Dasyurus is monœstrous and has one breeding season a year, which begins at the end of May or early in June and lasts into the first fortnight in August (i.e. it extends over the winter months).
The male does not appear to experience a marked rutting season.
Copulation is similar to that of Didelphys (Selenka), and the sperms can remain alive in the Fallopian tubes for at least two weeks.
Anœtrus.--The anœstral period lasts more than half the year.
Pro-œstrus.--Pro-œstrus appears to extend over a varying period of from four to twelve days.
During this time, the lips of the cloaca become swollen, the pouch enlarges somewhat and becomes slightly tumid and moist, and the Graafian follicles increase in size and become vesicular.
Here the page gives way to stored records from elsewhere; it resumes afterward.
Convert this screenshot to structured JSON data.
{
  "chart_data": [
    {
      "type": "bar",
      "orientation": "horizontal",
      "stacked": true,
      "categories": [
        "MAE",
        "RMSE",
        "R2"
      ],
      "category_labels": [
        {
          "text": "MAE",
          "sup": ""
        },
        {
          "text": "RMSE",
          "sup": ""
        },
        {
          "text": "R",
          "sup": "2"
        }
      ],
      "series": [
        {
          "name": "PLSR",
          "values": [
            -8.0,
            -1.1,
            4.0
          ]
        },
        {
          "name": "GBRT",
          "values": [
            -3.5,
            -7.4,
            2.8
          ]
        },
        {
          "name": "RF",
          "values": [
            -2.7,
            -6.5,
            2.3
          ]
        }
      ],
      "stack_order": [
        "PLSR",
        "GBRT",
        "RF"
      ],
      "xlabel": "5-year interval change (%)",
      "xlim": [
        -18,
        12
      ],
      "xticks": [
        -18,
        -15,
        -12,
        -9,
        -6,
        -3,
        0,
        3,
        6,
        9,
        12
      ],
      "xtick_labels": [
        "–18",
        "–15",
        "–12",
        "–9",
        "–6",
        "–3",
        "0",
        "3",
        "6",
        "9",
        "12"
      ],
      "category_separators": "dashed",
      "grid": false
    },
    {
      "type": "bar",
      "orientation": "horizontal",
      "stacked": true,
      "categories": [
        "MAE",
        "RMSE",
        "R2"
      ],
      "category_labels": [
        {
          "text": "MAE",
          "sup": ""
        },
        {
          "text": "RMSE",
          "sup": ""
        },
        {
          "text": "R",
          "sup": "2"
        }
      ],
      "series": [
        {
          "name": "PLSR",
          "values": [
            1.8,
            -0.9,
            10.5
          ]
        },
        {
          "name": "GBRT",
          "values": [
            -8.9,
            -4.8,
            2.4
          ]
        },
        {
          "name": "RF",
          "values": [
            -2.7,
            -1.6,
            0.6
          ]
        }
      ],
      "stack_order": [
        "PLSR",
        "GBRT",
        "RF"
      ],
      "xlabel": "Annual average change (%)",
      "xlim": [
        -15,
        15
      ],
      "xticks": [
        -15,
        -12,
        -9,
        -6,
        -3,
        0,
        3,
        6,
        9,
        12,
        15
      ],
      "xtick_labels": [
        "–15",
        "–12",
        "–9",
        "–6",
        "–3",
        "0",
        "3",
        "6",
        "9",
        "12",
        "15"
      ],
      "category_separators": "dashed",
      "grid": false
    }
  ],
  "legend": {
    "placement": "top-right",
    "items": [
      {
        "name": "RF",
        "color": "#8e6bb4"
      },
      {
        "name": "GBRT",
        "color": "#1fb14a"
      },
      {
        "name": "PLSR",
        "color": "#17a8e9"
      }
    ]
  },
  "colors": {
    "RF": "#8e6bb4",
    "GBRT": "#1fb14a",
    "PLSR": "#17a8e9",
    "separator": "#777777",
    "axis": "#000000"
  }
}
The uterine mucosa increases in thickness and becomes more vascular, its glands lengthen and become convoluted and the uterine epithelium also tends to thicken.
Œstrus.--Œstrus lasts usually for one or two days and is the period during which copulation occurs.
The changes already initiated during pro-oestrus in the various parts of the reproductive system are continued without interruption.
Post-œstrus.--Post-œstrus, which term we employ to designate the period following œstrus and terminated by ovulation, occupies as a rule about five or six days.
The tumidity of the cloacal lips disappears, but the changes in the pouch and uterus still continue, not, however, very actively.
In the ovary (1) the ova give off the first polar body and the spindle for the second meiotic division is formed.
(2) The follicles attain maturity and ultimately rupture, setting free the ova.
Ovulation.--Ovulation marks the end of this period and occurs generally about five or six days after cestrus. It is spontaneous and independent of copulation and is remarkable because of the large number of ova liberated. Ovulation is succeeded (a) by pregnancy or (b) by pseudo-pregnancy.
Pregnancy.--Fertilisation is effected in the upper part of the Fallopian tube and the second polar body is there given off.
As a rule more young are born than can possibly survive owing to the limited accommodation in the pouch.
The gestation period is not less than eight and not more than fourteen days, but the interval between copulation and birth is usually considerably longer.
Corpora lutea are formed and persist throughout the greater part of the time that the animal is lactating.
Nursing Period.--This period may be divided into two phases.
(1) Period of Fixation.--A period, lasting for seven or eight weeks, during which the young are firmly attached to the teats.
(2) Free Period.--A period of eight or nine weeks when the young are free in the pouch but dependent on the mother for food.
After this time the various organs gradually return to a state of rest.
Pseudo-pregnancy.--We have applied this term to the period following ovulation iu cases where the ova have failed to develop, because of the occurrence in it of a series of changes in the reproductive organs essentially identical with those met with in pregnant females.
Corpora lutea are formed in the ovaries which are identical with those in the pregnant female.
The pouch enlarges, and its sweat and sebaceous glands reach a state of hypertrophy and functional activity comparable to that in the pregnant female.
The mammary glands also enlarge and reach a state of development equal to that in a female thirty-six hours after parturition.
The uteri enlarge and become vascular, often to a marked degree.
The uterine mucosa undergoes a series of changes, progressive, regressive and regenerative.
Metœstrus.--This is an indefinite period during which the whole of the reproductive organs return to a state of rest.